IP Checksumming

Richard B. Johnson (root@analogic.com)
Mon, 18 Nov 1996 17:49:02 -0500 (EST)


I can't figure out the %)&^$ GNU pseudo assembly that thinks that
all assembly is written like a 68k (source->dest). However, using
Intel numonics, the following checksums an IP packet the fastest.
It can also copy while checksumming.

It minimizes the number of jumps which flush prefetch buffers and
messes up the speed.

I have watched Linux use different checksum methods throughout the
years and it seems that things are getting worse.

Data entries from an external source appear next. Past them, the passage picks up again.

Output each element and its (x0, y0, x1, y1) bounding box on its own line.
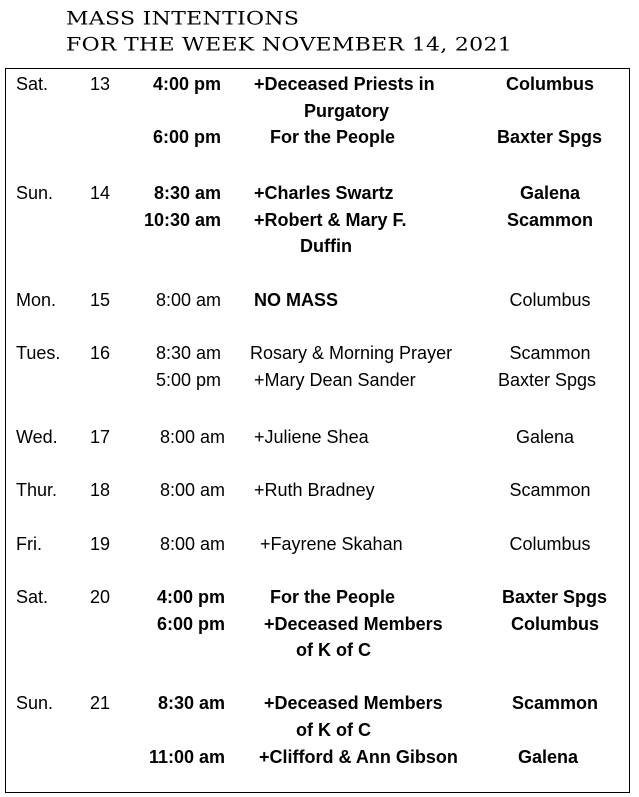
location-cell: Galena (515, 427, 575, 447)
location-cell: Baxter Spgs (502, 587, 608, 607)
time-cell: 8:00 am (155, 290, 221, 310)
schedule-row (0, 71, 639, 98)
time-cell: 8:30 am (155, 343, 221, 363)
day-cell: Sun. (16, 693, 54, 713)
date-cell: 17 (90, 427, 111, 447)
schedule-row (0, 207, 639, 234)
location-cell: Scammon (506, 210, 594, 230)
schedule-row (0, 233, 639, 260)
day-cell: Sun. (16, 183, 54, 203)
schedule-row (0, 424, 639, 451)
time-cell: 4:00 pm (152, 74, 221, 94)
schedule-row (0, 98, 639, 125)
intention-cell: For the People (270, 587, 396, 607)
intention-cell: +Deceased Members (264, 693, 443, 713)
time-cell: 5:00 pm (155, 370, 221, 390)
time-cell: 8:00 am (159, 480, 225, 500)
location-cell: Scammon (509, 343, 591, 363)
date-cell: 21 (90, 693, 111, 713)
day-cell: Mon. (16, 290, 57, 310)
schedule-row (0, 611, 639, 638)
schedule-row (0, 584, 639, 611)
intention-cell: +Ruth Bradney (254, 480, 375, 500)
intention-cell: of K of C (296, 720, 371, 740)
day-cell: Wed. (16, 427, 58, 447)
intention-cell: NO MASS (254, 290, 339, 310)
time-cell: 8:30 am (157, 693, 225, 713)
schedule-row (0, 717, 639, 744)
intention-cell: For the People (270, 127, 396, 147)
day-cell: Sat. (16, 587, 49, 607)
date-cell: 15 (90, 290, 111, 310)
intention-cell: of K of C (296, 640, 371, 660)
intention-cell: +Deceased Members (264, 614, 443, 634)
location-cell: Galena (519, 183, 581, 203)
time-cell: 8:00 am (159, 427, 225, 447)
location-cell: Scammon (509, 480, 591, 500)
intention-cell: +Mary Dean Sander (254, 370, 416, 390)
intention-cell: Rosary & Morning Prayer (250, 343, 453, 363)
time-cell: 8:00 am (159, 534, 225, 554)
schedule-row (0, 340, 639, 367)
day-cell: Tues. (16, 343, 61, 363)
schedule-row (0, 690, 639, 717)
date-cell: 16 (90, 343, 111, 363)
page-subtitle: FOR THE WEEK NOVEMBER 14, 2021 (66, 34, 513, 56)
location-cell: Galena (517, 747, 579, 767)
time-cell: 10:30 am (143, 210, 221, 230)
date-cell: 18 (90, 480, 111, 500)
time-cell: 11:00 am (148, 747, 225, 767)
location-cell: Columbus (509, 290, 591, 310)
intention-cell: +Robert & Mary F. (254, 210, 407, 230)
schedule-row (0, 287, 639, 314)
schedule-row (0, 637, 639, 664)
day-cell: Sat. (16, 74, 49, 94)
intention-cell: +Charles Swartz (254, 183, 394, 203)
date-cell: 13 (90, 74, 111, 94)
intention-cell: +Clifford & Ann Gibson (259, 747, 458, 767)
day-cell: Fri. (16, 534, 42, 554)
location-cell: Columbus (511, 614, 599, 634)
location-cell: Columbus (506, 74, 594, 94)
location-cell: Baxter Spgs (497, 370, 597, 390)
intention-cell: Purgatory (304, 101, 390, 121)
day-cell: Thur. (16, 480, 58, 500)
schedule-row (0, 180, 639, 207)
location-cell: Scammon (511, 693, 599, 713)
intention-cell: Duffin (300, 236, 352, 256)
schedule-row (0, 531, 639, 558)
time-cell: 6:00 pm (152, 127, 221, 147)
time-cell: 6:00 pm (156, 614, 225, 634)
schedule-row (0, 367, 639, 394)
schedule-row (0, 124, 639, 151)
time-cell: 4:00 pm (156, 587, 225, 607)
date-cell: 20 (90, 587, 111, 607)
intention-cell: +Fayrene Skahan (260, 534, 403, 554)
schedule-row (0, 744, 639, 771)
schedule-row (0, 477, 639, 504)
page-title: MASS INTENTIONS (66, 8, 300, 30)
location-cell: Baxter Spgs (497, 127, 603, 147)
intention-cell: +Deceased Priests in (254, 74, 435, 94)
date-cell: 14 (90, 183, 111, 203)
location-cell: Columbus (509, 534, 591, 554)
time-cell: 8:30 am (153, 183, 221, 203)
date-cell: 19 (90, 534, 111, 554)
intention-cell: +Juliene Shea (254, 427, 369, 447)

If someone could convert this to the GNU stuff without breaking the
logic, I know it would perform MUCH better than the present kernel
IP checksums even though it uses words for memory access. The present
checksum routines try several tricks. However, every time a branch
on compare occurs, there is an enormous penality because the prefetch
buffer must be flushed. Further, the present routines in ../../asm
don't take advantage of the Intel architecture. These routines should
not be 'portable', but should be put into ../../i386/lib to take advantage
of the string primatives built into the Intel devices. Other machines
often have other built-in primatives that could help them also.

I have used this in a TCP/IP "stack" for about 4 years here at
Analogic and I can get over 90 percent of 10-base-t bandwidth with
a 33MHz machine!

Contrary to the documentation written in /i386/lib/checksum.c, the
pentium does not suffer from lack of alignment as long as you use
the internal routines.

I am sure that if someone takes the time to convert this stuff, they
will be very pleasantly suprised.

;
;
; inst dest, source
;
mov esi,offset source_addr ; Get location of string
IFDEF COPY_WHILE_CHKSUM
mov edi,offset dest_addr ; Where to copy
ENDIF
mov ecx,string_length ; Get string word length
xor eax,eax ; Zero register, clear CY
mov edx,eax ; Zero register
cld ; Forwards
;
l0: lodsw ; Get word, source_addr++
IFDEF COPY_WHILE_CHKSUM
stosw ; Put word dest_addr++
ENDIF
adc edx,eax ; Sum to accumulator + CY
loop l0
;
adc edx,0 ; Possible last carry
IFDEF GONNA_SUM_INTO_WHAT_YOU_CHECKSUMMED
not edx ; Invert all bits
ENDIF
mov eax,edx ; To return in eax
;
; That's all folks!
;